Krizli yılların psikolojisi...

Televizyonlarda siyaset ve ekonomiyi birlikte konuşma alışkanlığı Türkiye’de eski bir alışkanlık. Kriz dönemleri ve koalisyon yıllarında bu normal bir alışkanlıktı zira siyasi istikrar eksikliği ve siyasi belirsizlik piyasalar üzerinde ciddi etkilere yol açıyordu.

Hatırlayın 2001 krizi döneminde NTV’nin en fazla seyredilen programı Mahfi Eğilmez, Asaf Savaş Akat ve Deniz Gökçe’nin katıldıkları Ekodialog programıydı. O yıllar geride kaldı, siyasi istikrarsızlık bitti, o günden sonra da yapılan ekonomi programları asla aynı ilgiyi görmedi. Buna karşın nedense siyaset ve ekonomiyi birlikte konuşmaya devam ediyoruz. Eski Türkiye’den kalma bir alışkanlık bu.

Ekonomi yayınları elbette çok önemli ama siyasetle aynı anda konuşulması gerekmiyor. Mesela Türkiye dahil tüm dünyada finans piyasaları uzun zamandır ABD Merkez Bankası FED, ABD’den gelen veriler ve Avrupa Merkez Bankası verileriyle şekilleniyor. Uzun lafın kısası şu, hem siyaset hem de ekonomi elbette çok önemli konu başlıkları, çok önemli yayınlar. Ancak birlikte konuşulmaları şart değil, daha doğrusu birlikte konuşma gerektiren yıllar çok gerilerde kaldı...

Türkiye’ye uymayan formatlar

Türkiye’de nehirlerde amatör balıkçılık çok yaygın değildir, bir ara tüm belgesel kanallarında göl balıkçılığı yayınları vardı. Bir çok ülkede yayında olan kanallarda en zor işlerden biri evrensel akış yapabilmektir.

Discovery Channel kanallarından Animal Planet’in tanıtımını görünce geldi aklıma bu. 7 Kasım Cuma günü başlayacak olan Havuz Ustaları programı acaba Türkiye’ye uygun bir format mı? Türkiye’de de işler yapmış çok ünlü bir peyzaj ustasının yaptığı doğal havuzları seyretmek sadece meraklılar için ilginç olur bence. Sonuçta bahçeli evlerden çok insanların sitelerde oturduğu bir imar düzenimiz var bizim.

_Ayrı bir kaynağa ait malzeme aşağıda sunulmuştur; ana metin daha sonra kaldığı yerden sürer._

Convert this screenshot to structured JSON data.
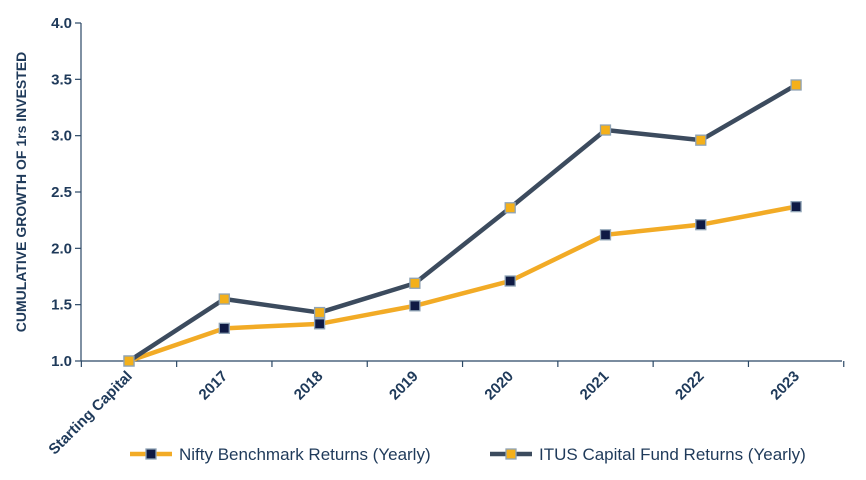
{
  "chart_data": {
    "type": "line",
    "categories": [
      "Starting Capital",
      "2017",
      "2018",
      "2019",
      "2020",
      "2021",
      "2022",
      "2023"
    ],
    "series": [
      {
        "name": "Nifty Benchmark Returns (Yearly)",
        "values": [
          1.0,
          1.29,
          1.33,
          1.49,
          1.71,
          2.12,
          2.21,
          2.37
        ],
        "line_color": "#f2ab26",
        "marker_color": "#0f1a44"
      },
      {
        "name": "ITUS Capital Fund Returns (Yearly)",
        "values": [
          1.0,
          1.55,
          1.43,
          1.69,
          2.36,
          3.05,
          2.96,
          3.45
        ],
        "line_color": "#3c4b5e",
        "marker_color": "#f4b01a"
      }
    ],
    "ylabel": "CUMULATIVE GROWTH OF 1rs INVESTED",
    "ylim": [
      1.0,
      4.0
    ],
    "yticks": [
      "1.0",
      "1.5",
      "2.0",
      "2.5",
      "3.0",
      "3.5",
      "4.0"
    ],
    "grid": false,
    "legend_position": "bottom",
    "axis_color": "#2b4866",
    "text_color": "#1f3a5a"
  }
}
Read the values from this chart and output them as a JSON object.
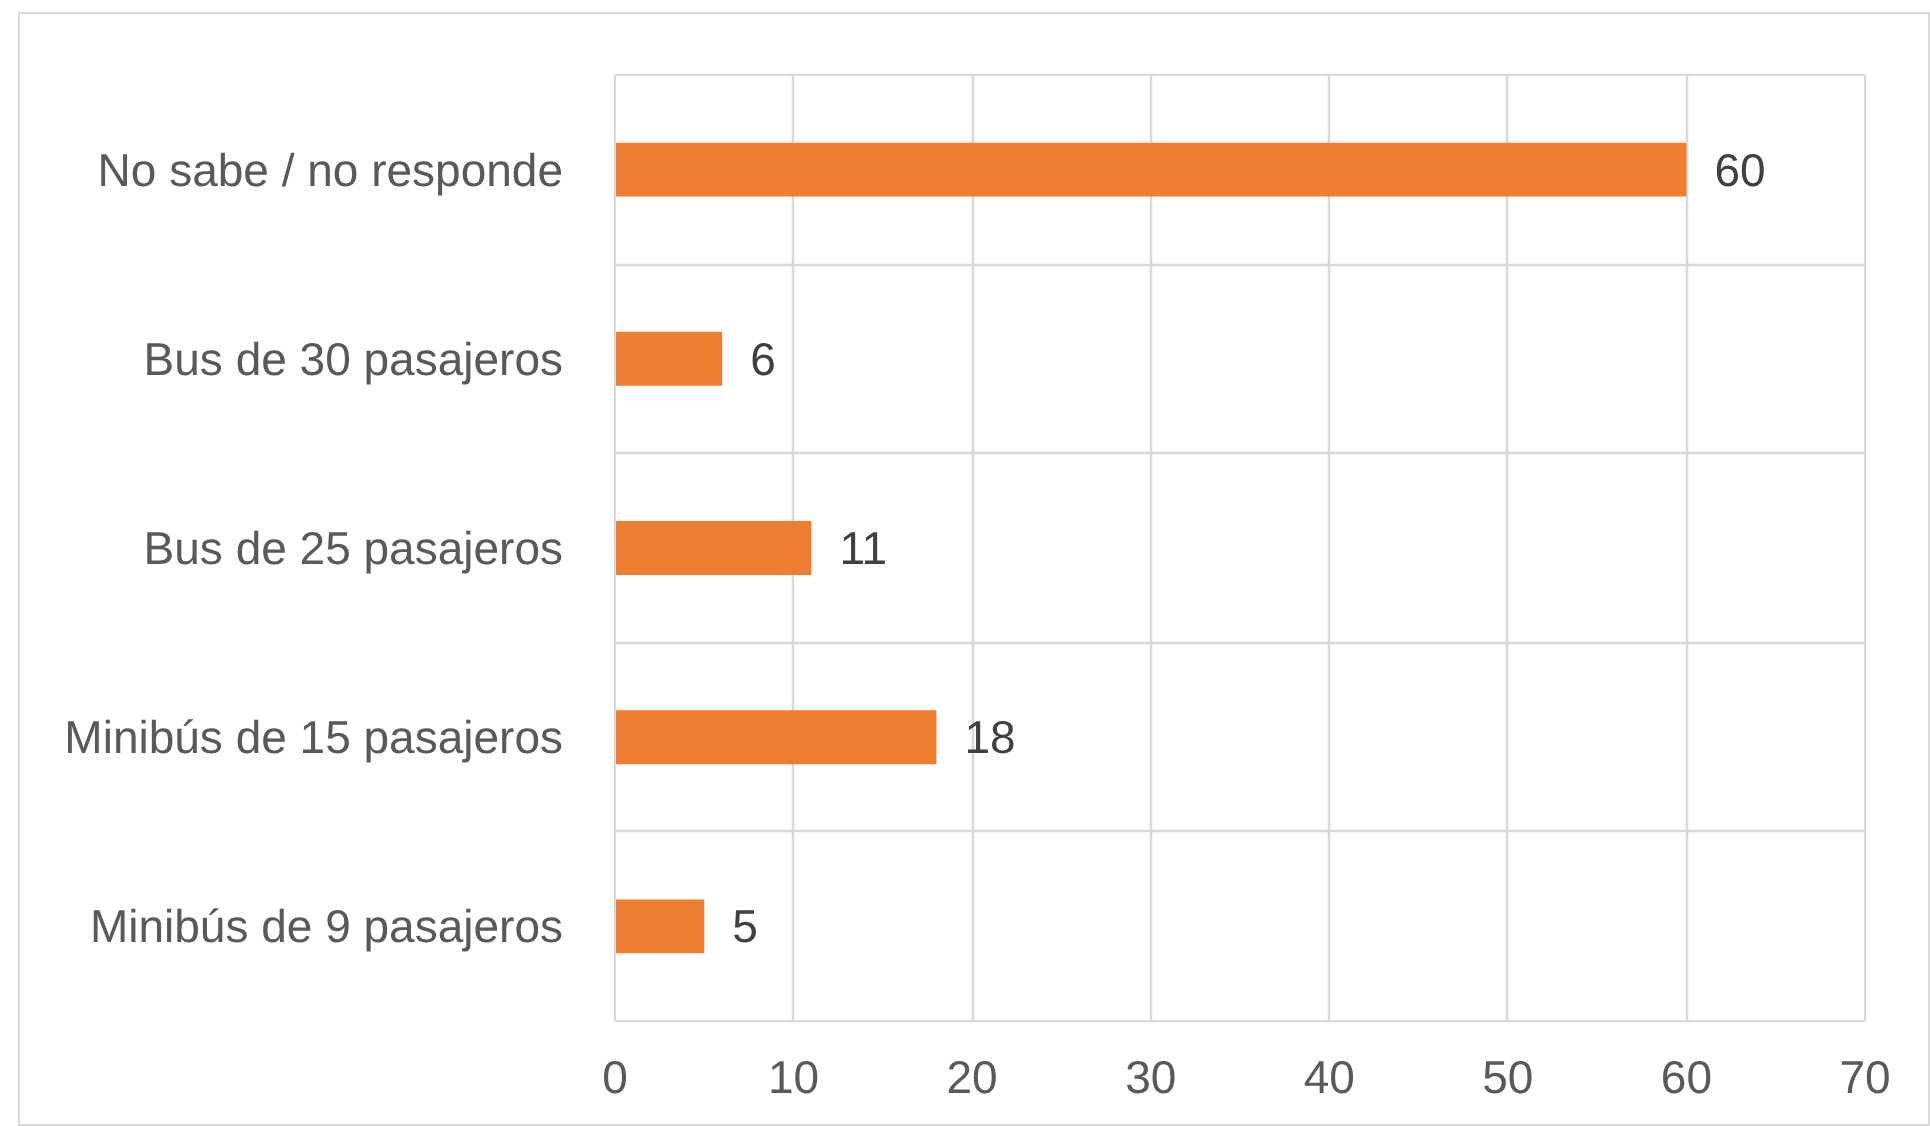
{
  "chart_data": {
    "type": "bar",
    "orientation": "horizontal",
    "categories": [
      "No sabe / no responde",
      "Bus de 30 pasajeros",
      "Bus de 25 pasajeros",
      "Minibús de 15 pasajeros",
      "Minibús de 9 pasajeros"
    ],
    "values": [
      60,
      6,
      11,
      18,
      5
    ],
    "color": "#ed7d31",
    "xlim": [
      0,
      70
    ],
    "xticks": [
      0,
      10,
      20,
      30,
      40,
      50,
      60,
      70
    ],
    "grid": true,
    "data_labels": true
  }
}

Adım gibi eminim ki doğa ya da zor koşullarla mücadelelerin anlatıldığı belgeseller bu tür işlerden daha fazla ilgi görür Türkiye’de...

Yüz dinlendirme

Beren Saat’in ardından Kıvanç Tatlıtuğ da yüzünü dinlendirme kararı almış. Tutmayan dizilerin ardından yıldızların bu tür kararlar aldıklarına daha önce de şahit olmuştuk.

Bana göre gerek şart değil yüz dinlendirmek, iyi bir proje, iyi bir kanal, doğru bir yayın günü için elbette kapı açık bırakılabilir. Hatta bırakılmalı da...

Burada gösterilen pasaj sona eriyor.